A problem with most types of testing is a thing called 'stereotype threat', which is when you're so busy worrying about whether 'your kind' are good at this sort of thing that your performance drops off.

Using this, people have apparently reversed some of the strongest results in experimental psychology about the differences between men and women. This is amazing when you think about it. Imagine if you told a group of people that women tended to be stronger than men, and then they arm-wrestled, and the women came out on top.

I can imagine exactly how this might work, and to this day I thank the Good Lord that I though of myself as English when I was growing up. By blood I'm about half-Irish, and the English have the idea that Irish people are stupid. There were lots of jokes on this subject when I was a boy. Luckily I never realised that the English stereotype of Irish stupidity was supposed to apply to me. Of course, it's possible that I didn't notice because I am half-Irish, and we are just a bit dim that way.

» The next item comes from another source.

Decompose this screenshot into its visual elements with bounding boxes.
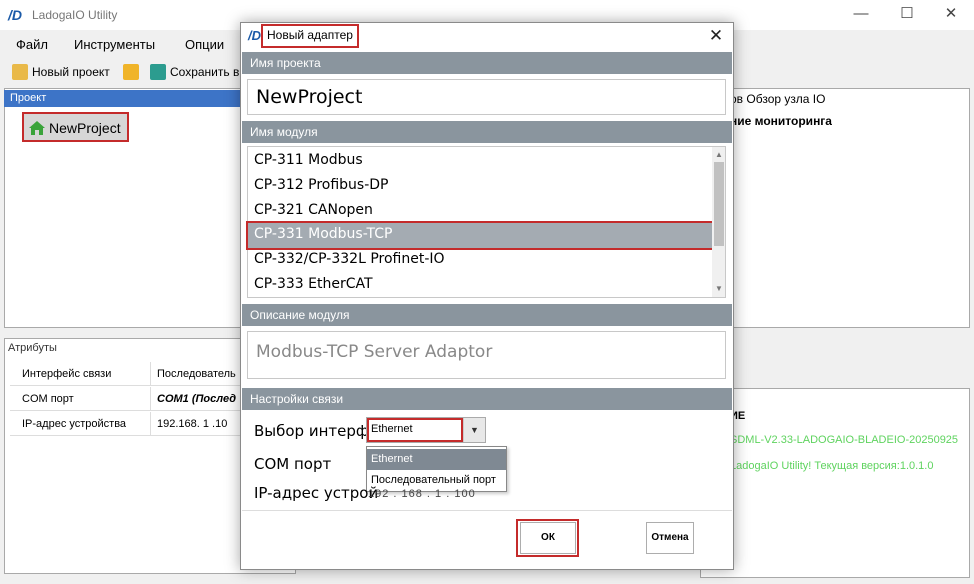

I hope that my test will be immune to this sort of thing too, because you can just practise peacefully with no-one watching until you know how good you are at it, and play until you've got a score that you think you can't improve on.

Evidence For and Against

I think it might be measuring something important because:

A lot of my friends have tried it. Most of my friends are very clever, but I've noticed that the ones I've always thought were particularly sharp have been extremely good at this. It seems to be an elite-level mathematician and computer scientist detector. Although of course that could be more to do with that sort of person finding such puzzles interesting.

If I sort the friends who've tried it into my subjective ordering of their cleverness, then the rankings of the test are similar to my subjective rankings. (47 inversions out of a possible 210)

It feels as though it exercises the mind in the same way as doing all sorts of other abstract pattern spotting activities which are traditionally taken as signs of intelligence. Examples would be chess, cryptic crosswords, mental arithmetic, etc.

I think it might not be because:

The practice effects are much greater than I thought. I've been playing with it a lot and my score has pretty much doubled since I first wrote it.

I don't seem to slow down at it much if I try to do it with people around me who are talking or on the phone.

That's not true for me when I'm trying to program a computer, or when I'm trying to solve a crossword. But it is true if I'm doing maths or playing chess, both of which I've always been happy to do while in cafes and pubs. That makes me think that programming and crosswords use verbal parts of the brain which get interfered with when they're processing ambient conversation, whereas this test doesn't.